Il y a 28 circonscriptions ecclésiastiques de rite latin, et 5 éparchies d’un rite oriental, dans ce dernier cas, à chaque fois pour toute l’Australie. Et deux ordinariats personnels : un pour les militaires, et un pour les anciens Anglicans qui ont rejoint l’Église catholique.
Melbourne est le diocèse le plus important. Car l’agglomération de Sydney a été divisée en trois diocèses, il y a déjà 30 ans. Les diocèses qui ne sont pas diocèses d’une ville capitale (d’un État) sont évidemment plus petits.
Il doit y avoir environ 1900 prêtres séculiers, et en plus environ 1000 prêtres religieux. Et 150 diacres. Pour 1300 paroisses. Il y a de bonnes statistiques religieuses disponibles dans le pays, en partie réalisées par l’Association des prêtres.

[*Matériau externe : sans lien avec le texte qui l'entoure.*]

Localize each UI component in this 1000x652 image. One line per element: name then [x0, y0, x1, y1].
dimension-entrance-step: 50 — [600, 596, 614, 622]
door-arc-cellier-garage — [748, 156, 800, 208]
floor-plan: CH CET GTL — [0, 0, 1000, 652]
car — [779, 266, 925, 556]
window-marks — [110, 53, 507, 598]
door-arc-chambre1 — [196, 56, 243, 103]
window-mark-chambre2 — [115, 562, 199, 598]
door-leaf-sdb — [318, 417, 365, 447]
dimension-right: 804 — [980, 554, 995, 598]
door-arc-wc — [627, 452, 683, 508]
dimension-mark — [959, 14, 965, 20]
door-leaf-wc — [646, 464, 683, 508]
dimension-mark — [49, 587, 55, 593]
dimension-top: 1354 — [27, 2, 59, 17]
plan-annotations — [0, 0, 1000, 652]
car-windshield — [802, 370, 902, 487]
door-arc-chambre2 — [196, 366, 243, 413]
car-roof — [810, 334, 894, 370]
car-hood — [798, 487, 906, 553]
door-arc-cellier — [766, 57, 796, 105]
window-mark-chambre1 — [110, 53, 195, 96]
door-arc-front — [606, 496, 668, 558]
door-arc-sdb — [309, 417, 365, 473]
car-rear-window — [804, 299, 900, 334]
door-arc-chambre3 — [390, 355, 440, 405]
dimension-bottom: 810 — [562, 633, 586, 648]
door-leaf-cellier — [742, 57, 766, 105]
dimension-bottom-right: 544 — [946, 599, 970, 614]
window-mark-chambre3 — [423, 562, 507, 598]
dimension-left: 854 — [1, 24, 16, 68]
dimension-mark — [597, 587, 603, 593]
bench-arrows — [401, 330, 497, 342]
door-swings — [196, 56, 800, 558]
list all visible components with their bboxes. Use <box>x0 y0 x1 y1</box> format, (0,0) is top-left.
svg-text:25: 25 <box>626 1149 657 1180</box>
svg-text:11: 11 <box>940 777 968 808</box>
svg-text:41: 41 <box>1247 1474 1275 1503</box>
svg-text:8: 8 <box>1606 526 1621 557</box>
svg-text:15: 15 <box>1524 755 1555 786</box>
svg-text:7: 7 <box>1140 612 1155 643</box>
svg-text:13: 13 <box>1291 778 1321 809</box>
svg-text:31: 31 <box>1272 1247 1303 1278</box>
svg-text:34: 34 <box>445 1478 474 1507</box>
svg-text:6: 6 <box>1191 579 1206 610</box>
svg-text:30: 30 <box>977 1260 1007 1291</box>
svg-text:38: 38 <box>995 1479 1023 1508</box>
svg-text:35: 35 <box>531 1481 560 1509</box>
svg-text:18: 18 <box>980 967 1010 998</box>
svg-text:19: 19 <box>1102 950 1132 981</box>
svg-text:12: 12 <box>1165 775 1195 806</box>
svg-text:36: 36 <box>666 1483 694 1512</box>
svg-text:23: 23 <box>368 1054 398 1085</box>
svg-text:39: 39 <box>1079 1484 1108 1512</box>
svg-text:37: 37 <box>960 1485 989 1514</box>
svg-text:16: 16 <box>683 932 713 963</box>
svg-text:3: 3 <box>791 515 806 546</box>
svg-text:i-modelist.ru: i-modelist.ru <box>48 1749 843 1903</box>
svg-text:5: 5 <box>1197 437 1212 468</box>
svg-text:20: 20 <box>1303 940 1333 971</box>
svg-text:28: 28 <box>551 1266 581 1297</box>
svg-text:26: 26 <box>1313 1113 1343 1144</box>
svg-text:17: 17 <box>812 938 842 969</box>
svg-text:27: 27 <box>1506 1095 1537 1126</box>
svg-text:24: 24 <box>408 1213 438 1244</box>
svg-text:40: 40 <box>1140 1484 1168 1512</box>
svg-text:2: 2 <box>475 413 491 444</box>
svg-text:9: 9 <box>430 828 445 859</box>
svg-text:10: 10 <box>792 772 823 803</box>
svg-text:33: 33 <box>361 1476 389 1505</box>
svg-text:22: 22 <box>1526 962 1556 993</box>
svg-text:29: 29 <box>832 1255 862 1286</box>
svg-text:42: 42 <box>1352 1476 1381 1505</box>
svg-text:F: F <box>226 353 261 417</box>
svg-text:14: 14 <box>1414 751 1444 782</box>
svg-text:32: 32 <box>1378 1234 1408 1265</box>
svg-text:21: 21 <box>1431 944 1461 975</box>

Ce qui domine la scène religieuse actuellement, c’est encore et toujours la question de la pédophilie des prêtres. Une commission royale d’enquête (sorte de commission parlementaire d’enquête) a été établie qui doit faire la lumière sur cette affaire de pédophilie (pas seulement dans l’Église catholique, mais pour toutes les institutions…). En 2017, cette Commission royale doit publier ses résultats définitifs. Elle s’orientera sans doute vers de nombreuses propositions, l’une d’entre elles sera d’indemniser les victimes. Pour un montant total de 3 milliards de dollars (australiens, c’est-à-dire environ 2 milliards d’Euro), et sans doute la moitié de cette somme devrait être payée par l’Église catholique.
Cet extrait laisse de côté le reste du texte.